Only this: I think that our prayer with and for our dead sisters and brothers awaiting, with us, the final resurrection of all, is one of the major ways we remind ourselves of the creatureliness of death, the relative – I use the term very cautiously – unimportance of death, of the fact that while death is often the deepest crisis of our personal and communal lives, it still falls into the category of “not God.” When we pray with and for our dead in a Christian way, we aren’t doing so with a vague hope that they may be ok “somewhere out there”; we’re reminding ourselves that not even death, the painful and tragic deaths that some of us have experienced, can separate them, or us, from the love of Christ. We’re getting into the habits of people for whom God is in charge of everything, even death, and who will raise us up on the last day, as Jesus was raised on the first day of the week. That’s why the practices, the habits, of living as if death were not – the relationships we continue through prayer, the remembrance of our dead brothers and sisters in our lives, even the picnics and the flowers – are far more important over a lifetime of faith than anything I can say to make this unbelievably good news real.

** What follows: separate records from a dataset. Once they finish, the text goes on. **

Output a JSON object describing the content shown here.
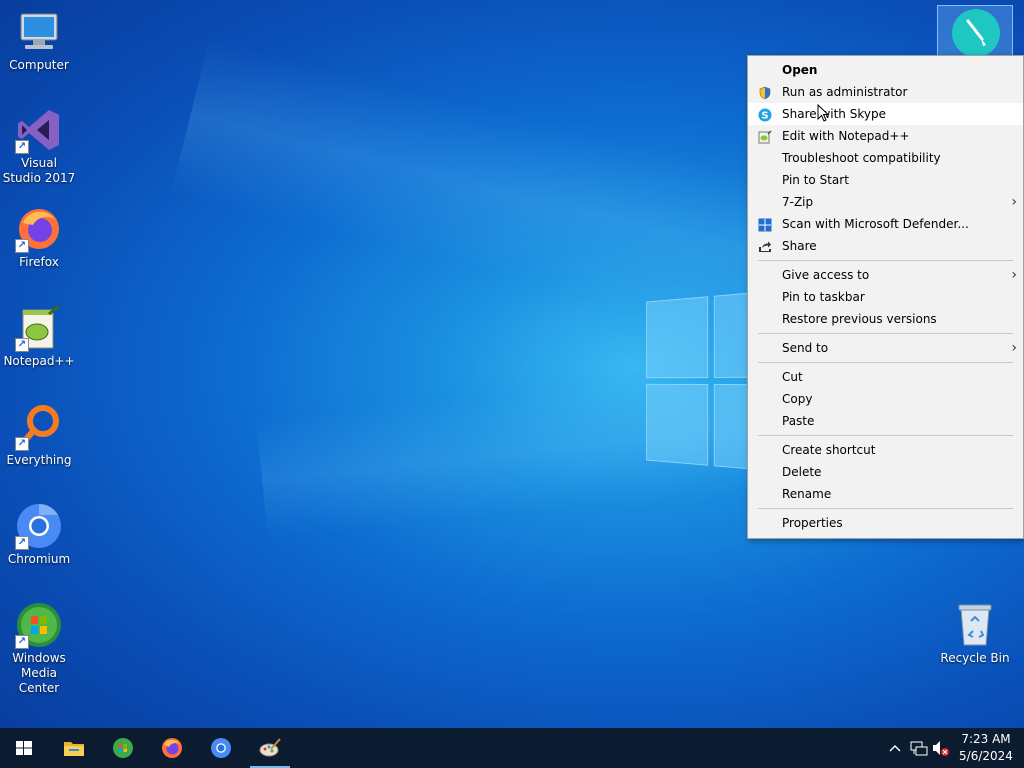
{
  "desktop_icons": [
    {
      "label": "Computer"
    },
    {
      "label": "Visual Studio 2017"
    },
    {
      "label": "Firefox"
    },
    {
      "label": "Notepad++"
    },
    {
      "label": "Everything"
    },
    {
      "label": "Chromium"
    },
    {
      "label": "Windows Media Center"
    },
    {
      "label": "Recycle Bin"
    }
  ],
  "context_menu": {
    "items": [
      {
        "label": "Open"
      },
      {
        "label": "Run as administrator"
      },
      {
        "label": "Share with Skype"
      },
      {
        "label": "Edit with Notepad++"
      },
      {
        "label": "Troubleshoot compatibility"
      },
      {
        "label": "Pin to Start"
      },
      {
        "label": "7-Zip"
      },
      {
        "label": "Scan with Microsoft Defender..."
      },
      {
        "label": "Share"
      },
      {
        "label": "Give access to"
      },
      {
        "label": "Pin to taskbar"
      },
      {
        "label": "Restore previous versions"
      },
      {
        "label": "Send to"
      },
      {
        "label": "Cut"
      },
      {
        "label": "Copy"
      },
      {
        "label": "Paste"
      },
      {
        "label": "Create shortcut"
      },
      {
        "label": "Delete"
      },
      {
        "label": "Rename"
      },
      {
        "label": "Properties"
      }
    ]
  },
  "taskbar": {
    "clock_time": "7:23 AM",
    "clock_date": "5/6/2024",
    "pinned": [
      "file-explorer-icon",
      "windows-media-center-icon",
      "firefox-icon",
      "chromium-icon",
      "paint-icon"
    ]
  },
  "colors": {
    "taskbar": "#0c1c30",
    "menu_bg": "#f2f2f2",
    "accent": "#76b9ed"
  }
}
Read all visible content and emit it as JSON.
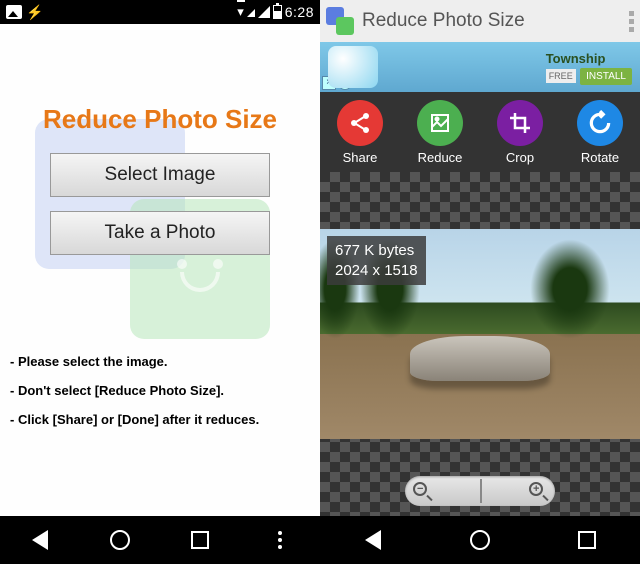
{
  "status": {
    "time": "6:28",
    "data_badge": "R"
  },
  "left": {
    "title": "Reduce Photo Size",
    "select_btn": "Select Image",
    "take_btn": "Take a Photo",
    "instructions": [
      "- Please select the image.",
      "- Don't select [Reduce Photo Size].",
      "- Click [Share] or [Done] after it reduces."
    ]
  },
  "right": {
    "titlebar": "Reduce Photo Size",
    "ad": {
      "name": "Township",
      "free": "FREE",
      "install": "INSTALL",
      "close": "×",
      "info": "i"
    },
    "actions": {
      "share": "Share",
      "reduce": "Reduce",
      "crop": "Crop",
      "rotate": "Rotate"
    },
    "info": {
      "size": "677 K bytes",
      "dim": "2024 x 1518"
    },
    "zoom": {
      "minus": "−",
      "plus": "+"
    }
  }
}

Habits of faith in God can be dangerous – faith in God’s power over death inevitably seems to flower into risky acts of love. Look up above this altar; look at the alcove for the martyrs of El Salvador, and you’ll see what believing love is stronger than death can lead to. But when we pray for and with our sisters and brothers “who have fallen asleep in Christ”, when we use those words not to hide their deaths in a euphemism but to claim God’s power over their deaths, we begin to be freed ourselves from the habits that scare us away from living lives of love. And today on this feast of all the souls, we can be comforted in practicing our faith, in loving as if death were not, by the presence of our sisters and brothers, alive in Christ, encouraging us to imagine our lives through and beyond our deaths.

1 comment:

Bob Bussen said...

This is beautifully written and profound. Thank you for posting it. Wish I had preached it on All Souls Day in my parish. Thanks.